Il patrimonio consisteva in una splendida proprietà nel Warwickshire, di un’altra proprietà, “appena meno splendida”, nello Yorkshire, di un palazzo signorile a Portland Place e tre quarti della banca. Il socio di minoranza, Mr Balderby non aveva mai posseduto più di un quarto del capitale azionario, mentre le rimanenti quote erano state divise tra i due fratelli, passate poi interamente nelle mani di Percival alla morte di Hugh. Quindi la fortuna che attendeva Henry Dunbar era notevole assai.
Ora la Dunbar, Dunbar e Balderby era in procinto di accogliere il nuovo capo della ditta, assente dall’Inghilterra e che nessuno dei dipendenti della banca, eccetto Sampson Wilmot, aveva mai visto. Henry Dunbar era salpato per Calcutta trentacinque anni prima e aveva lavorato da allora negli uffici della filiale indiana della banca, prima come impiegato e successivamente come direttore. L’uomo era stato mandato in India a causa di un grave errore, che aveva commesso nella prima gioventù.
Henry Dunbar si era macchiato di falsificazione, ma i signori Dunbar e Dunbar non avrebbero mai consentito che il loro erede finisse sul banco degli imputati in tribunale. Non c’erano stati quindi contrattempi, né uno scandalo o un’azione giudiziaria. Le cambiali erano state debitamente onorate, ma l’elegante giovane ufficiale era stato costretto a ricominciare da capo come apprendista impiegato presso la banca di Calcutta.
“Si era trattato di una terribile mortificazione per l’esuberante giovanotto”.
Mary Elizabeth Braddon, ideatrice con Wilkie Collins del “sensation novel” (romanzo sensazionale, pieno di trame ricche di mistero, intrighi e suspense), fu autrice di un’ottantina di romanzi, numerose commedie, poesie, saggi e racconti brevi, molti dei quali giudicati “scandalosi” per i riferimenti a delitti, omicidi, bigamia e adulteri.

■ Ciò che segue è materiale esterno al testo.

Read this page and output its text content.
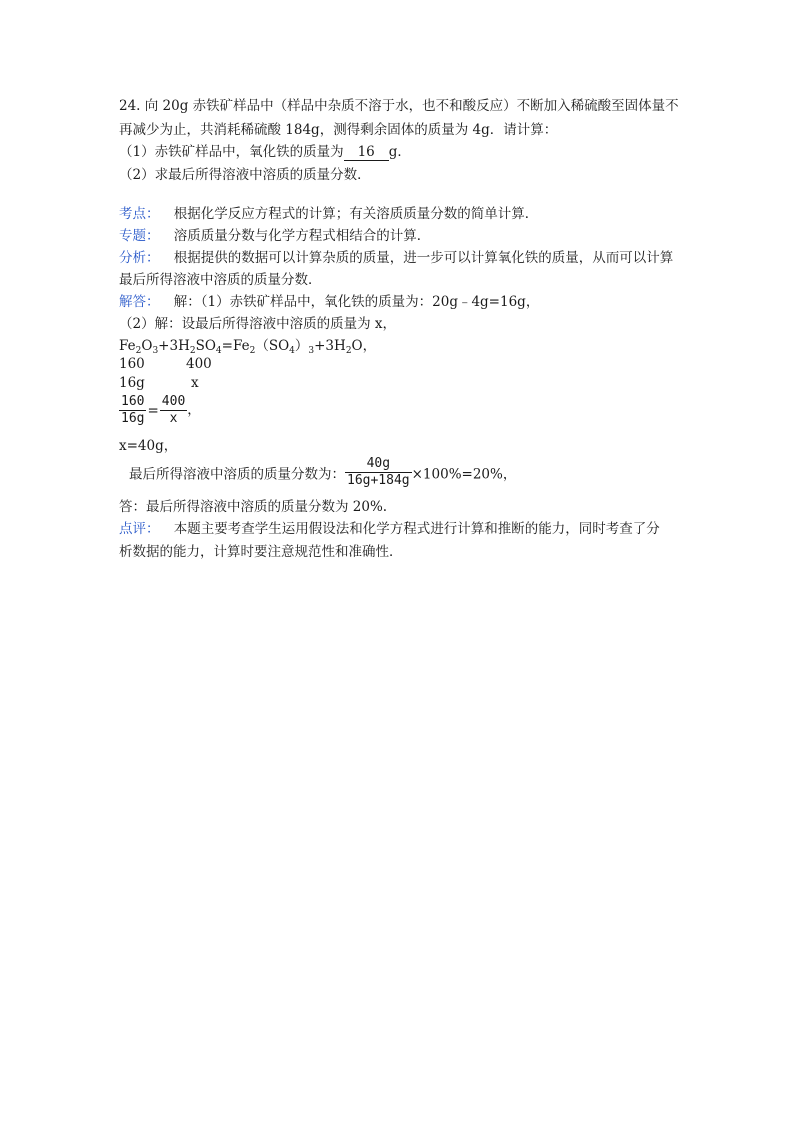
24. 向 20g 赤铁矿样品中（样品中杂质不溶于水，也不和酸反应）不断加入稀硫酸至固体量不
再减少为止，共消耗稀硫酸 184g，测得剩余固体的质量为 4g．请计算：
（1）赤铁矿样品中，氧化铁的质量为 16 g．
（2）求最后所得溶液中溶质的质量分数．
考点： 根据化学反应方程式的计算；有关溶质质量分数的简单计算．
专题： 溶质质量分数与化学方程式相结合的计算．
分析： 根据提供的数据可以计算杂质的质量，进一步可以计算氧化铁的质量，从而可以计算
最后所得溶液中溶质的质量分数．
解答： 解：（1）赤铁矿样品中，氧化铁的质量为：20g﹣4g=16g，
（2）解：设最后所得溶液中溶质的质量为 x，
$Fe_2O_3+3H_2SO_4=Fe_2(SO_4)_3+3H_2O$，
160	400
16g	x
$\frac{160}{16g} = \frac{400}{x}$ ，
x=40g，
最后所得溶液中溶质的质量分数为： $\frac{40g}{16g+184g} \times 100\%=20\%$，
答：最后所得溶液中溶质的质量分数为 20%.
点评： 本题主要考查学生运用假设法和化学方程式进行计算和推断的能力，同时考查了分
析数据的能力，计算时要注意规范性和准确性．
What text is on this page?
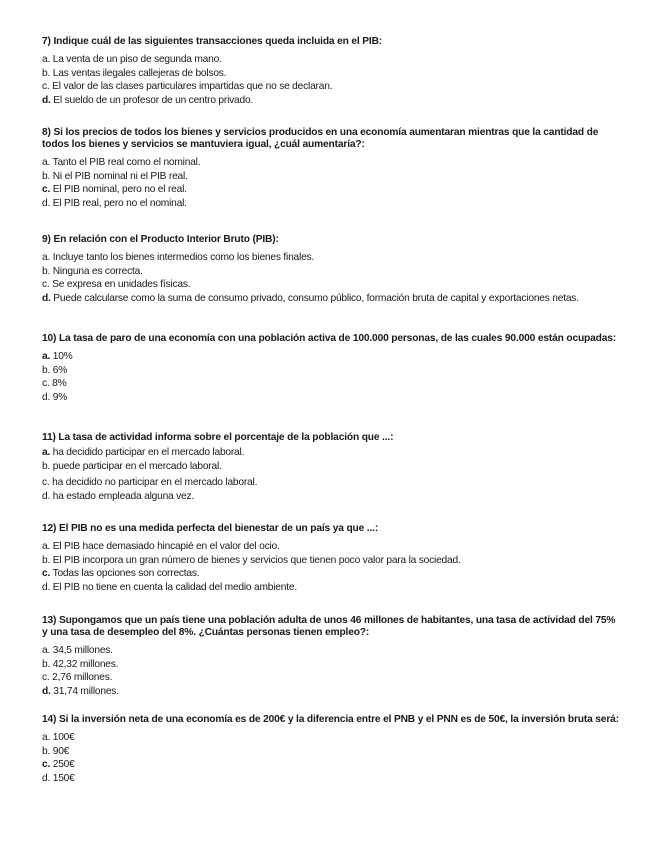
7) Indique cuál de las siguientes transacciones queda incluida en el PIB:

a. La venta de un piso de segunda mano.
b. Las ventas ilegales callejeras de bolsos.
c. El valor de las clases particulares impartidas que no se declaran.
d. El sueldo de un profesor de un centro privado.

8) Si los precios de todos los bienes y servicios producidos en una economía aumentaran mientras que la cantidad de todos los bienes y servicios se mantuviera igual, ¿cuál aumentaría?:

a. Tanto el PIB real como el nominal.
b. Ni el PIB nominal ni el PIB real.
c. El PIB nominal, pero no el real.
d. El PIB real, pero no el nominal.

9) En relación con el Producto Interior Bruto (PIB):

a. Incluye tanto los bienes intermedios como los bienes finales.
b. Ninguna es correcta.
c. Se expresa en unidades físicas.
d. Puede calcularse como la suma de consumo privado, consumo público, formación bruta de capital y exportaciones netas.

10) La tasa de paro de una economía con una población activa de 100.000 personas, de las cuales 90.000 están ocupadas:

a. 10%
b. 6%
c. 8%
d. 9%

11) La tasa de actividad informa sobre el porcentaje de la población que ...:

a. ha decidido participar en el mercado laboral.
b. puede participar en el mercado laboral.
c. ha decidido no participar en el mercado laboral.
d. ha estado empleada alguna vez.

12) El PIB no es una medida perfecta del bienestar de un país ya que ...:

a. El PIB hace demasiado hincapié en el valor del ocio.
b. El PIB incorpora un gran número de bienes y servicios que tienen poco valor para la sociedad.
c. Todas las opciones son correctas.
d. El PIB no tiene en cuenta la calidad del medio ambiente.

13) Supongamos que un país tiene una población adulta de unos 46 millones de habitantes, una tasa de actividad del 75% y una tasa de desempleo del 8%. ¿Cuántas personas tienen empleo?:

a. 34,5 millones.
b. 42,32 millones.
c. 2,76 millones.
d. 31,74 millones.

14) Si la inversión neta de una economía es de 200€ y la diferencia entre el PNB y el PNN es de 50€, la inversión bruta será:

a. 100€
b. 90€
c. 250€
d. 150€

“Scandalosa” per la bigotta società vittoriana fu anche la vita privata di Braddon. Mary Elizabeth, terza e ultima figlia di Fanny White, una giornalista irlandese, e di Henry Braddon, un avvocato della Cornovaglia, innamorata del suo editore John Maxwell, già sposato con una donna affetta da disturbi mentali e ricoverata in un ospedale psichiatrico, andò a vivere con lui e da Maxwell ebbe sei figli. La relazione adulterina fu regolarizzata solo alla morte dell’inferma, dopo tredici anni dall’inizio della convivenza, ma le nozze servirono solo a dare risalto all’immoralità in cui la coppia era vissuta per tutto quel tempo.
Nelle pagine del presente romanzo, ricco di colpi di scena, che precorre il giallo e il poliziesco, l’autrice pone l’accento sul diverso trattamento che la legge e la collettività riservano ai ricchi rispetto ai poveri. Inoltre Mary Elizabeth Braddon compie una severa critica sociale nei confronti di quella società, che non offre una seconda opportunità a chi abbia commesso un errore nella propria vita.
"Nessuna reale speranza di reinserimento per questi veri e propri “reietti” della società", come sottolinea nell’Introduzione al romanzo Massimo Ferraris.